Bild: Macht einsam tuckernd Werbung für das Volksbegehren Klimaschutz: Boot au…
Berlin taz | Noch ist der Vorplatz des Maxim Gorki Theaters menschenleer.
Lediglich ein paar Angestellte strecken ab und zu ihre Köpfe aus der Tür,
um nach dem Rechten zu sehen. Kein Wunder, bei 9 Grad Celsius und
Nieselregen wagen sich an diesem Freitagabend nur wenige nach draußen. Dies
hält drei Aktivist*innen des [1][Bündnisses Berlin 2030 klimaneutral]
nicht davon ab, ihre roten Westen überzuziehen und sich mit einem
Klemmbrett ausgerüstet vor das Theater zu stellen.

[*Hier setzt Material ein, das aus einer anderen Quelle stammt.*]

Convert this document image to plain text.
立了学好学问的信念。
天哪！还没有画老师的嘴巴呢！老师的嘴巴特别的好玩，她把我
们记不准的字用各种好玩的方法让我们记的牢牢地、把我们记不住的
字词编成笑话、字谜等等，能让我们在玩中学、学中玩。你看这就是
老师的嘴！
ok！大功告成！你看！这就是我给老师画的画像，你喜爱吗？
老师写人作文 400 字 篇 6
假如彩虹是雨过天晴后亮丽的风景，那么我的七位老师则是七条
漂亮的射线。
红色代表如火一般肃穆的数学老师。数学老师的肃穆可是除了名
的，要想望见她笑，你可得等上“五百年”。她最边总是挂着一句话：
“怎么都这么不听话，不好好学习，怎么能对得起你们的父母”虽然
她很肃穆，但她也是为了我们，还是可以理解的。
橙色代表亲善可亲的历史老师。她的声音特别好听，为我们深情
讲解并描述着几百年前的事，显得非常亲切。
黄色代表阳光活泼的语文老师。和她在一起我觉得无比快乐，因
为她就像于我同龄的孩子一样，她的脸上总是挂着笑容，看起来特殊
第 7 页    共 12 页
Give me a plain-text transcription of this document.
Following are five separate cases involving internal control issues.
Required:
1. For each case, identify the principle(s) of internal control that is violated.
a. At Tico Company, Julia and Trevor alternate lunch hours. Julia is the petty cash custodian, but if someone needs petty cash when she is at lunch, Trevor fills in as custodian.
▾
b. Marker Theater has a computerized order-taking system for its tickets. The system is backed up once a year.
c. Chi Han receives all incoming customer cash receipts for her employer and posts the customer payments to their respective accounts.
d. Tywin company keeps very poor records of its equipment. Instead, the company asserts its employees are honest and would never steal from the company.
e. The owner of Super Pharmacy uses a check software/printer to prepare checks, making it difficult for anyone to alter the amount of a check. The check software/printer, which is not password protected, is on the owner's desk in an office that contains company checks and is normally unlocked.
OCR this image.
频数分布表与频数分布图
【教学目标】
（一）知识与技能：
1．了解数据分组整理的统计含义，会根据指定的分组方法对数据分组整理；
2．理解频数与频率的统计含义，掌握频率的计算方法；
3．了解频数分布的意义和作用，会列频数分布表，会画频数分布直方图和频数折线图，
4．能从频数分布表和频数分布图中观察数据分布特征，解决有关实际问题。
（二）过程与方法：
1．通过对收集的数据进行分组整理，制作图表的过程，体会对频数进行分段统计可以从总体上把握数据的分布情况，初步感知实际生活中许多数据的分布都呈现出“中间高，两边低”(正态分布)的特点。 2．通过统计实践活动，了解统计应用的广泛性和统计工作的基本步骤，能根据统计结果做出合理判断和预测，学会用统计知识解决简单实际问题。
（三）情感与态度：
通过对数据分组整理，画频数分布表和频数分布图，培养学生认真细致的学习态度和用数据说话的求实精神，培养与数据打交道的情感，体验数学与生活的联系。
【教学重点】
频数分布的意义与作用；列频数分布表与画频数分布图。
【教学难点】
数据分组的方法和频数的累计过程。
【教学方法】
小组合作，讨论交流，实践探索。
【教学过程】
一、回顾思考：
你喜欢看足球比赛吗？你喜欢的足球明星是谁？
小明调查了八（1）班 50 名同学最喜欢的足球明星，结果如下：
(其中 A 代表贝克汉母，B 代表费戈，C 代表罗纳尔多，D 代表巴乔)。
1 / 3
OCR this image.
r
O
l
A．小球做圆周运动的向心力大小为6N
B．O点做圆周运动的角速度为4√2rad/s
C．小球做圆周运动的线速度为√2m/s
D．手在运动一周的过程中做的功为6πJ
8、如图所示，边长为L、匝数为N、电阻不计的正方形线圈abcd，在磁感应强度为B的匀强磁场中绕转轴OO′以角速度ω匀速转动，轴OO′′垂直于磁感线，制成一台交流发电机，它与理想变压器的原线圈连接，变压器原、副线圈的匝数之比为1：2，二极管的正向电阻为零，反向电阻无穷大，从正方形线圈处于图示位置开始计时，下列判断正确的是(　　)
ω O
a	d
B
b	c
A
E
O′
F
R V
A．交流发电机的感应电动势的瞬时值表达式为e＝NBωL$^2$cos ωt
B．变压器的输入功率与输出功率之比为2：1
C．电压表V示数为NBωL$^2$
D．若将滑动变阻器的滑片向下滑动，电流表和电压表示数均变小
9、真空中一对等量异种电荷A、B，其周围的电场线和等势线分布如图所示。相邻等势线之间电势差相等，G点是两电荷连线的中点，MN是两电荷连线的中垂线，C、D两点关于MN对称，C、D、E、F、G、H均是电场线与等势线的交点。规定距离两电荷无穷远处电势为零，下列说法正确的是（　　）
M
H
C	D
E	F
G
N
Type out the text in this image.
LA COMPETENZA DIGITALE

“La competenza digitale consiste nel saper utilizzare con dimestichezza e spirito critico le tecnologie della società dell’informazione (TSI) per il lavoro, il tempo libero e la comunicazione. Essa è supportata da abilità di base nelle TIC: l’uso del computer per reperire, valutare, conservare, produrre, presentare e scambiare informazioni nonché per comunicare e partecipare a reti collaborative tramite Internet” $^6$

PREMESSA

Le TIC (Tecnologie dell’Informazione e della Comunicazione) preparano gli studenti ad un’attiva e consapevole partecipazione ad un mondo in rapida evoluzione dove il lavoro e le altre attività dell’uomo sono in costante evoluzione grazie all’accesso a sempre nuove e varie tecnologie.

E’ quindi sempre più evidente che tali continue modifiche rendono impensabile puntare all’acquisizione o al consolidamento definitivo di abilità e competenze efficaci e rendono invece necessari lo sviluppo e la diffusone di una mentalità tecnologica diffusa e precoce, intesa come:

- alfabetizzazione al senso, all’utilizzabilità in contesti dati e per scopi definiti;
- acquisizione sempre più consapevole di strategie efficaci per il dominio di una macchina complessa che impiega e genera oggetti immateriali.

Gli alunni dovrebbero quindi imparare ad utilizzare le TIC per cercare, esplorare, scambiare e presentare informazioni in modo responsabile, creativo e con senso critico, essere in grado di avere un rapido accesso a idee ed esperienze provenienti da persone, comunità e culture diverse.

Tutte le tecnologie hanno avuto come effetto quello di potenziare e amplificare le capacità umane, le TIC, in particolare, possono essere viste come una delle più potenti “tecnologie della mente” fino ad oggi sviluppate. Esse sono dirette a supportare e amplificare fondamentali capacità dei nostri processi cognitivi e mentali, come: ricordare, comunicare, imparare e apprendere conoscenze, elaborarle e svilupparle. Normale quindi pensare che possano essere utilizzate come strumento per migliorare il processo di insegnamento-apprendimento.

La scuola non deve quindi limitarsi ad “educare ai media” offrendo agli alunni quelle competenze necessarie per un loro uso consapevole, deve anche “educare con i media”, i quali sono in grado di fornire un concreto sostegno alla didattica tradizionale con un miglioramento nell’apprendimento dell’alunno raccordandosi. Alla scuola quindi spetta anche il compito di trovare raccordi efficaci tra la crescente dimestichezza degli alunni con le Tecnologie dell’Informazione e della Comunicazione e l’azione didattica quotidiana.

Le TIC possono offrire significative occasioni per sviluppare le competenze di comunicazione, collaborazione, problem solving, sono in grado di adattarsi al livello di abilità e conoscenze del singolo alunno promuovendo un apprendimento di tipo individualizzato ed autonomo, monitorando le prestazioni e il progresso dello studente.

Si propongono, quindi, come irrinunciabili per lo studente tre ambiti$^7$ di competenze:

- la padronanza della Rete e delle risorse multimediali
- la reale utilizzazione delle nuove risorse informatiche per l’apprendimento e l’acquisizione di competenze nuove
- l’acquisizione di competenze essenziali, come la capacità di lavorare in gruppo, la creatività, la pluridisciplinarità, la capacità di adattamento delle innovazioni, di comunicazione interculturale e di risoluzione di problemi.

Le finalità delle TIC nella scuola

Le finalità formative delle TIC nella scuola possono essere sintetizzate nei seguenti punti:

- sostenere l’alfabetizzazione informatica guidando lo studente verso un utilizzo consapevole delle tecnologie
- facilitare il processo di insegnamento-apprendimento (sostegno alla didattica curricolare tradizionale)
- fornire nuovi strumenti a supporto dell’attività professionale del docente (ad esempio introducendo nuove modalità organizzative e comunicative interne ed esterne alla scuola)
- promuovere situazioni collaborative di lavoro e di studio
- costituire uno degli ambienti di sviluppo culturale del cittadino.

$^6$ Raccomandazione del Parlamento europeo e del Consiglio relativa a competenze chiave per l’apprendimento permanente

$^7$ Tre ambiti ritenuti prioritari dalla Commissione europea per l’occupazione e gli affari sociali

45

Es ist 18.30 Uhr, in einer Stunde beginnt die Vorführung. Die ersten Gäste
erscheinen auf dem Vorplatz. Jessamine Davis, die nicht nur Aktivistin,
sondern auch Pressesprecherin des Bündnisses ist, spricht sie in einer
deutlich erkennbaren Routiniertheit an: „Hi, habt ihr schon für den
Berliner Klimaentscheid unterschrieben?“
Eine ältere Frau, schick gekleidet, läuft im Stechschritt an den
Aktivist*innen vorbei. Ohne die Frage in Gänze gehört zu haben
entgegnet sie, dass sie gerade keine Zeit habe, aber gleich noch einmal
herauskomme. Und tatsächlich, nach zehn Minuten unterschreibt die ältere
Dame und nimmt sogar einen der hellgrünen Briefumschläge mit
Unterschriftenlisten mit – für ihre Freundinnen, wie sie sagt.
Dieses Szenario wird sich im Laufe des Abends mehrfach wiederholen. Es gibt
kaum eine Person, die sich nicht mindestens auf ein kleines Gespräch mit
den Aktivist*innen einlässt. Auf die Frage, ob die Resonanz immer so
positiv ausfällt, antwortet Sammler Christian, er habe schon alles gehört
von: „Vielen Dank, dass ihr euch für dieses wichtige Thema starkmacht“,
bis: „Ich unterschreibe nicht für ein Autofahrverbot“.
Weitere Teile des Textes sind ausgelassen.